Pracownicy starają się jak mogą, aby stworzyć atmosferę porównywalną z domową. Bardzo ważnym rytuałem jest wspólne ubieranie choinki. Papierowe łańcuchy wykonuje się samodzielnie. Każdy tak, jak potrafi. Później następuje wieszanie lampek i ozdób. Wszystko w myśl zasady „jaka choinka, taki cały następny rok”. Sprawia to dużo radości, szczególnie młodszym dzieciom.

Podobną akcję zorganizowano w Mikołajki. Wówczas dom dziecka odwiedziło 12 Mikołajów na motorach, którzy przywieźli podpieczonym ośrodka słodkie podarunki.

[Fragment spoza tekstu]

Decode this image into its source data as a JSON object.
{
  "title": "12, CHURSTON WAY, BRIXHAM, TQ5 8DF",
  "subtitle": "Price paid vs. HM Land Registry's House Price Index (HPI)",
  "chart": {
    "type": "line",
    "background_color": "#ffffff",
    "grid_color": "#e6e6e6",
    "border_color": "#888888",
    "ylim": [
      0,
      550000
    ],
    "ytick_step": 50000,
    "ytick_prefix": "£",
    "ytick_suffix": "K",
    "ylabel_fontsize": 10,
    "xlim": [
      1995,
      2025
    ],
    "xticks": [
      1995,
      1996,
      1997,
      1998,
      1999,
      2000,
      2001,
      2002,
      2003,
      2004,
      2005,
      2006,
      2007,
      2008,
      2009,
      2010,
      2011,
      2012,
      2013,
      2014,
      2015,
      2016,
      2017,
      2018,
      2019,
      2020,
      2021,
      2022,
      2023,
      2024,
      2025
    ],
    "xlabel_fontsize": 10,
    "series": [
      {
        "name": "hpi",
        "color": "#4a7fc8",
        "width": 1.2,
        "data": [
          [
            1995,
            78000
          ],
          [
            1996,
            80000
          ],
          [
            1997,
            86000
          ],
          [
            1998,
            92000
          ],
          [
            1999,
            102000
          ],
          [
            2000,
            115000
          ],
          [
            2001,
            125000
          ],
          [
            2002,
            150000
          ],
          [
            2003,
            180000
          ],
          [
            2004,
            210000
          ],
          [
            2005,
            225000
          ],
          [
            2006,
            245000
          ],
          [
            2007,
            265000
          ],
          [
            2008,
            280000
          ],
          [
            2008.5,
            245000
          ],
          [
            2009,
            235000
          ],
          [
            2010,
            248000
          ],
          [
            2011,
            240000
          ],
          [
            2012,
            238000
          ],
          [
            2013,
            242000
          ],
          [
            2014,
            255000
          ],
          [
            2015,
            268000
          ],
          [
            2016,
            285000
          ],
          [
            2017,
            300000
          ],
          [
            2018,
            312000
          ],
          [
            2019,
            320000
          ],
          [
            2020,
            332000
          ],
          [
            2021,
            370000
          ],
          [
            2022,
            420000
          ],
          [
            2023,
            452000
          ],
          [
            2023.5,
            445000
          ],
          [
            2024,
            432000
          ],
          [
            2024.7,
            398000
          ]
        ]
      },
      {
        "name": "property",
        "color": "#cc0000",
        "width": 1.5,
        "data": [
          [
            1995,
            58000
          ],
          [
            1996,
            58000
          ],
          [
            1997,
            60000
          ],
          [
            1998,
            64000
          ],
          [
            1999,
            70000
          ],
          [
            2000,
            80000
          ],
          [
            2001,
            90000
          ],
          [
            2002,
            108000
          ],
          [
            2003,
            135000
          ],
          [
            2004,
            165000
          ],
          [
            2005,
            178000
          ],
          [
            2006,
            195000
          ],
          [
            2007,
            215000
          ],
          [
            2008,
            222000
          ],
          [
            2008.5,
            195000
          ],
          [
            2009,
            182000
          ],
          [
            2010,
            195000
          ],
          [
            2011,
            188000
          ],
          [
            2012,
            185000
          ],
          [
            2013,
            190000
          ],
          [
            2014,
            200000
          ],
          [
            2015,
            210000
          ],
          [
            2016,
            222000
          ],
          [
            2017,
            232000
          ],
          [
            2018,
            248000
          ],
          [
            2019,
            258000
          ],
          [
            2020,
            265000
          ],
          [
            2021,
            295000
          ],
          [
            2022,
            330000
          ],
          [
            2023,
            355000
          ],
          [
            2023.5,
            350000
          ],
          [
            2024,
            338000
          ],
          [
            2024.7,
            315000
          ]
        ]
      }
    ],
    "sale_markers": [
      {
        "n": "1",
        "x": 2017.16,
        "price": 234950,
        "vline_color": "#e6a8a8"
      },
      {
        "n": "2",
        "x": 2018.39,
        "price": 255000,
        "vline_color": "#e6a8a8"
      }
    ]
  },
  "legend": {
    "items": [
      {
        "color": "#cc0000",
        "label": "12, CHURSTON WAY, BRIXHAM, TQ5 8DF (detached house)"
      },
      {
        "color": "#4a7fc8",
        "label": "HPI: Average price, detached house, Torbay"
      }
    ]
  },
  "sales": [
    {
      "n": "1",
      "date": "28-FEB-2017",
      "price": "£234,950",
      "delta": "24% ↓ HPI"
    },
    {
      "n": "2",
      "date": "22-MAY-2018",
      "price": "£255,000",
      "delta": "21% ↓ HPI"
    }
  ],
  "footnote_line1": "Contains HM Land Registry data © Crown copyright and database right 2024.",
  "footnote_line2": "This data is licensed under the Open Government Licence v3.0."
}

W Gdańsku działa 21 placówek opiekuńczo-wychowawczych. Jednak tylko 14 z nich pełni rolę tzw. domu dziecka. Każdego roku zapewniają one namiastkę domu dla ponad 180 dzieci. W skali całego miasta, święta w placówkach spędzi mniej niż połowa.

- Nie ma możliwości zabrania dziecka wyłącznie na Boże Narodzenie. Gdy święta dobiegają końca i dziecko do nas wraca, czuje się zwyczajnie oszukane. Coraz trudniej ufa innym. Szczęśliwie od dwóch lat nikt nie dzwoni już z podobnymi propozycjami – dodaje Poniatowska.

Małżeństwa, które nie mogą lub nie chcą adoptować dzieci, a chciałyby zaopiekować się w tym czasie podopiecznymi, mają inną drogę. Maluchy można odwiedzać przez cały rok w ramach wolontariatu. Wówczas poznają dzieci i zaprzyjaźnią się z nimi. Zdobędą ich zaufanie i status „wujka” lub „cioci”. Wówczas cykliczne wizyty dzieci w ich domach będą możliwe.